Having ‘learned the world’ before computers and the Internet really took off can make for a rather steep learning curve, a challenge even to those with skills and attitudes more suited to working with digital technology. In contrast, see how easily children and students who have never known a world without Internet access and wireless communications can function in this digital age.
The first time my father tried the computer he was amazed and at the same time overwhelmed by even the mouse. When he became slightly more proficient he could at least get online to check the email account we had set up for him. But he always needed help to purchase items online. I remember when he decided he wanted to order some online North Face fleece outerwear as Christmas gifts for grandchildren. I had to sit down and guide him through the whole process. The idea of being able to select among dozens of different fleece jackets / vests as well as other waterproof, windproof, or breathable jackets that were presented on just one site was mind boggling to him. He saw that he could choose among “softshell” jackets, running and training jackets, along with down or synthetic-insulated jackets, and lifestyle jackets, well you get the idea. I finally showed him how you could narrow the selection by choosing a price range for the jackets, which turned out to be VERY helpful. Check out was also an obstacle that I eased him through. He was so concerned about giving his credit card number. For younger folks who have grown up on making purchases online, the check out would have been a breeze and they wouldn’t have given a second thought about paying for the purchase.

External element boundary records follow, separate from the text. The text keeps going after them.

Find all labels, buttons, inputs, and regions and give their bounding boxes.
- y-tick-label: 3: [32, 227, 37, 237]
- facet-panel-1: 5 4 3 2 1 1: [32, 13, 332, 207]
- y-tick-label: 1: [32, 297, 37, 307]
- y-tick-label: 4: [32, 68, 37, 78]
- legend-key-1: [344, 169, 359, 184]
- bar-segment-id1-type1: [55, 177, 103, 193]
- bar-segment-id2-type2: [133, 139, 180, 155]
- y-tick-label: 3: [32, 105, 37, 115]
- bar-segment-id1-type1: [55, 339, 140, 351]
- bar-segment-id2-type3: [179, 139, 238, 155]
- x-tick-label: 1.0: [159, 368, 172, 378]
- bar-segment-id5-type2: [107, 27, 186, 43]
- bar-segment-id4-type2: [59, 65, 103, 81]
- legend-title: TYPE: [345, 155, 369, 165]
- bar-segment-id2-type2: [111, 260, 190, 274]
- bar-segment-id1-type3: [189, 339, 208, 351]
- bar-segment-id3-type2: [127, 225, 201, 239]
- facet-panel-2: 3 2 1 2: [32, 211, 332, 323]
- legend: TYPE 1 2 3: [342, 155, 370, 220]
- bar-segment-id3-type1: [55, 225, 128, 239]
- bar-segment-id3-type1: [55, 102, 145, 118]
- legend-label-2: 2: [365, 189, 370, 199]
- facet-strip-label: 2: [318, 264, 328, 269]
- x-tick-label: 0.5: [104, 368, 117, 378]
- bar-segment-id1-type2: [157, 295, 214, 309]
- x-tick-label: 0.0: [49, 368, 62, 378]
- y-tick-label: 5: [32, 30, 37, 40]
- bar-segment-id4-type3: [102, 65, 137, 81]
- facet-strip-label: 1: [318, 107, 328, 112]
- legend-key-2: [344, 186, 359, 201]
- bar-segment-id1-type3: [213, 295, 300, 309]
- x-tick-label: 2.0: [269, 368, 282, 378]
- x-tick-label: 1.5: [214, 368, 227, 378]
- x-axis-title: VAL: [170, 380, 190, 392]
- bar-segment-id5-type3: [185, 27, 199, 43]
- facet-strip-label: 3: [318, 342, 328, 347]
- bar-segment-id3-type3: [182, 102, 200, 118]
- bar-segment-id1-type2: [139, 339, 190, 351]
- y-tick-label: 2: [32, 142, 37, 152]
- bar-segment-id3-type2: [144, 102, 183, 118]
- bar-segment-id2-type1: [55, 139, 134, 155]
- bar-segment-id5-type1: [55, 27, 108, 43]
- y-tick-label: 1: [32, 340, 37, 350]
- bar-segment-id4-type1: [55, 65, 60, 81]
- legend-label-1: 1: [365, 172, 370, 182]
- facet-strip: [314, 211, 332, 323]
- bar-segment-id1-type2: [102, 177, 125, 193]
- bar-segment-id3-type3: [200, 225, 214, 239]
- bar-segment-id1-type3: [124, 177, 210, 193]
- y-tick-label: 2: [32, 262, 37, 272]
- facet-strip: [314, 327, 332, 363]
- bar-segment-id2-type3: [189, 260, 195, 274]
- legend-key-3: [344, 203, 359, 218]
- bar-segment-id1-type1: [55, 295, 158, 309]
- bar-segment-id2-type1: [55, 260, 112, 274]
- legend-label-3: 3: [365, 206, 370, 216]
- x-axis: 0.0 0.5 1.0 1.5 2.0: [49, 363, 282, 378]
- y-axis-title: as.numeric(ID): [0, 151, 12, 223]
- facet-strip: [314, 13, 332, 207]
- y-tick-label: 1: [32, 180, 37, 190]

I suppose it was the same way with our grandparents’ generation, dealing with the divide between those who were familiar with cars and television, and those who had grown up without regular personal exposure to the causes of those culture-changing revolutions. People develop their basic approaches to life based upon the environment, and humans have a uniquely encompassing ability to introduce ‘game-changing’ elements into their environment.
Sure, there are still people who see anything as new as an immediate threat to the youth of today…but these are the same people who would have liked to close down all educational scientific, artistic advances before there was even an Internet to worry about…and I don’t think that I’m generalizing too much when I assert that these are the same people who are probably going to be generally resistant to technology, too — and, as a cause or consequence, they are probably less than well-informed about the specifics.
Of course, youth has it’s drawbacks too. A more familiar acceptance of new technology, and the marketing that goes with it, provides more room for abuse when there is no established frame of reference for a reasoned, critical judgment — especially when the culture that grows around the new technology seems to discourage such judgment, purposefully or unintentionally.